Question

A hot air balloon is traveling vertically up-
ward at a constant speed of 2.3 m/s. When
it is 19 m above the ground, a package is
released from the balloon.
After it is released, for how long is the
package in the air? The acceleration of gravity
is 9.8 m/s2 .
Answer in units of s

Answer 1

After it is released, for how long is the package in the air?

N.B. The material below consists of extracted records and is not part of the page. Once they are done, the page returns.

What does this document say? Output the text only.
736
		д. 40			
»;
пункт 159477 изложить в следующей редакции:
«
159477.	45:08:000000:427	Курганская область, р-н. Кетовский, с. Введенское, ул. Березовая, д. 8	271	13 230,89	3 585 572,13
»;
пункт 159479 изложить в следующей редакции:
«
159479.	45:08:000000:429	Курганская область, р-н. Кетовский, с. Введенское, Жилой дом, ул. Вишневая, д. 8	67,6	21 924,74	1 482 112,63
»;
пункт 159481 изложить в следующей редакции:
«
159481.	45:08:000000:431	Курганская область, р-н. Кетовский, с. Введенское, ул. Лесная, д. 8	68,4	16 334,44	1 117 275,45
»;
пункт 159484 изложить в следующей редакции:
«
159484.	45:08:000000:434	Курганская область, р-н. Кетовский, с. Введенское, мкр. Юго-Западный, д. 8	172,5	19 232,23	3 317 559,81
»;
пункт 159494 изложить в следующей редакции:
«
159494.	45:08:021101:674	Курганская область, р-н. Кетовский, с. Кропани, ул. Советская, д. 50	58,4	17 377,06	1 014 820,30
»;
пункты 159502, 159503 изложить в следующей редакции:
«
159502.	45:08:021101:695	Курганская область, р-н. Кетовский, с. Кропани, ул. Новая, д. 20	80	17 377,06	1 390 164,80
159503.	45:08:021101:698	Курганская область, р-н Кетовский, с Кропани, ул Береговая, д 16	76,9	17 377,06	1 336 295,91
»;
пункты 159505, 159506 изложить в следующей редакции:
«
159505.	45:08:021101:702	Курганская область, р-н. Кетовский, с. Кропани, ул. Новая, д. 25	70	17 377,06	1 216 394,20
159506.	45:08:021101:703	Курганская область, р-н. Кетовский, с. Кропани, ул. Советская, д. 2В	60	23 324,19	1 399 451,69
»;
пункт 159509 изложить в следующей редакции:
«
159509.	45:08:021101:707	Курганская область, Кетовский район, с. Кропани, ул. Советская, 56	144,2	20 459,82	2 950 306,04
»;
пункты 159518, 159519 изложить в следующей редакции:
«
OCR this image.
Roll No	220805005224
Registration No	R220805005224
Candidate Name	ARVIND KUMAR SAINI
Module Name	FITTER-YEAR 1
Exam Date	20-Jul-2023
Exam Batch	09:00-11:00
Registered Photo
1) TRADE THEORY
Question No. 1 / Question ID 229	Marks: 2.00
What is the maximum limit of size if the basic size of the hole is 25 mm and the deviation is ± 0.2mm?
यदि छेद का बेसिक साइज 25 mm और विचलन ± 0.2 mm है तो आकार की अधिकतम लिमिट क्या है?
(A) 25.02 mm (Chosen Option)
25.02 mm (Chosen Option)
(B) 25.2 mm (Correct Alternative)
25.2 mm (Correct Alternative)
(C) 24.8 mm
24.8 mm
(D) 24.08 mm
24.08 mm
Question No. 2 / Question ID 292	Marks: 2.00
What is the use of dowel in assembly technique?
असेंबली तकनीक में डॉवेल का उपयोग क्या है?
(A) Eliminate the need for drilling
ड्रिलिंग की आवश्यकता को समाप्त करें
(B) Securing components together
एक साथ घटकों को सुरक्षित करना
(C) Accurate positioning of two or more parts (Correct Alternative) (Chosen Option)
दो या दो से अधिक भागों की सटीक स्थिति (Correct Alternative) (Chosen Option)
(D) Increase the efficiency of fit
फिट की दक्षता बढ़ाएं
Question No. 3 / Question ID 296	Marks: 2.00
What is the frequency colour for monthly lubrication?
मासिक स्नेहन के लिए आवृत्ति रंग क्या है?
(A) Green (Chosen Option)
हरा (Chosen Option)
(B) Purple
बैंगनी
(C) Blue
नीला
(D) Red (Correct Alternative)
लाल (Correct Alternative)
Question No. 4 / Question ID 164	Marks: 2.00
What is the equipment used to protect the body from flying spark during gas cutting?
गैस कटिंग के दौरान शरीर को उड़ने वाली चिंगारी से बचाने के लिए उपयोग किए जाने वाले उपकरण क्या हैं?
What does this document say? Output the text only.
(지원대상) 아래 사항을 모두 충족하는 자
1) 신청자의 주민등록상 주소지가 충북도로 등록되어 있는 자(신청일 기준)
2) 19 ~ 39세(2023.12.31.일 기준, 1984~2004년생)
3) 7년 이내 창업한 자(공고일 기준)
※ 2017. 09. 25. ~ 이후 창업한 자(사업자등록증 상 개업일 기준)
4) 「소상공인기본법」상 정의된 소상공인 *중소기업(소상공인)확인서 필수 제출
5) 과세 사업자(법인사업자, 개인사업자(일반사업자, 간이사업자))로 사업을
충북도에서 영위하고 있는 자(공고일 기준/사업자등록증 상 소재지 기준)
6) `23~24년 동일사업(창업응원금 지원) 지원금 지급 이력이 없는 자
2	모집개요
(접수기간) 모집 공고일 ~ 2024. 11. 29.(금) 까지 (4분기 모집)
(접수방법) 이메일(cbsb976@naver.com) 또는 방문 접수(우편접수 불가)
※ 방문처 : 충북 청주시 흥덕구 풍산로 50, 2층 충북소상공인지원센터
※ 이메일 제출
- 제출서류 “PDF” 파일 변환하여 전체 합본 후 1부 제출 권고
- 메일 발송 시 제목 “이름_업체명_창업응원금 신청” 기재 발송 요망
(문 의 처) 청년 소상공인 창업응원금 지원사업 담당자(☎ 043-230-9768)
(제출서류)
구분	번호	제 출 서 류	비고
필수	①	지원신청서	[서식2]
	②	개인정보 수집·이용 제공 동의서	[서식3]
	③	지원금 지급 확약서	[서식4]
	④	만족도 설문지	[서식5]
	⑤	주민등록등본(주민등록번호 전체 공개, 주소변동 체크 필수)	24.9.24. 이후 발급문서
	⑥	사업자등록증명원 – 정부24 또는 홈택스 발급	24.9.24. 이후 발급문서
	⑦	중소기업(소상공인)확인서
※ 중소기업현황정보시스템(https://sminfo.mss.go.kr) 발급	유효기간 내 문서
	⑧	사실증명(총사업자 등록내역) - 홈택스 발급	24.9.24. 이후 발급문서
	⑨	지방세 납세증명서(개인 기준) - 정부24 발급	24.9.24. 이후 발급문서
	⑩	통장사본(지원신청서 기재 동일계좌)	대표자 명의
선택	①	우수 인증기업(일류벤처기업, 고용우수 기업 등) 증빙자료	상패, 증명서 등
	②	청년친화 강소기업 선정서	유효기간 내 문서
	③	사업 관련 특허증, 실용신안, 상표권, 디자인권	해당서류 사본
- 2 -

Once released, the package is in free fall with an acceleration of
a = - g = - 9.8 m/s2
We know its initial velocity and initial position

vi = 2.3 m/s
yi = 15 m

The later position of the package is given by

y = yi + vi t + (1/2) a t2
y = 15 m + (2.3 m/s) t + (1/2) ( - 9.8 m/s2) t2

Now we set y = 0 and solve for t. Right?
0=15+2.3t-4.9t^2 which is -1.53 & 2 but the answer isnt correct. What am I doing wrong? Please help?

Answer 2

Am I using the right formula?

Answer 3

still reading - give me a sec...

Answer 4

yi should be 19m not 15m

Answer 5

therefore 2.22

Answer 6

freak yea. ugh.

Answer 7

i lost two points for that stupid error....

Answer 8

Thank YOU!!!!

Answer 9

:) at least you learnt something - just like I did ...

Answer 10

yw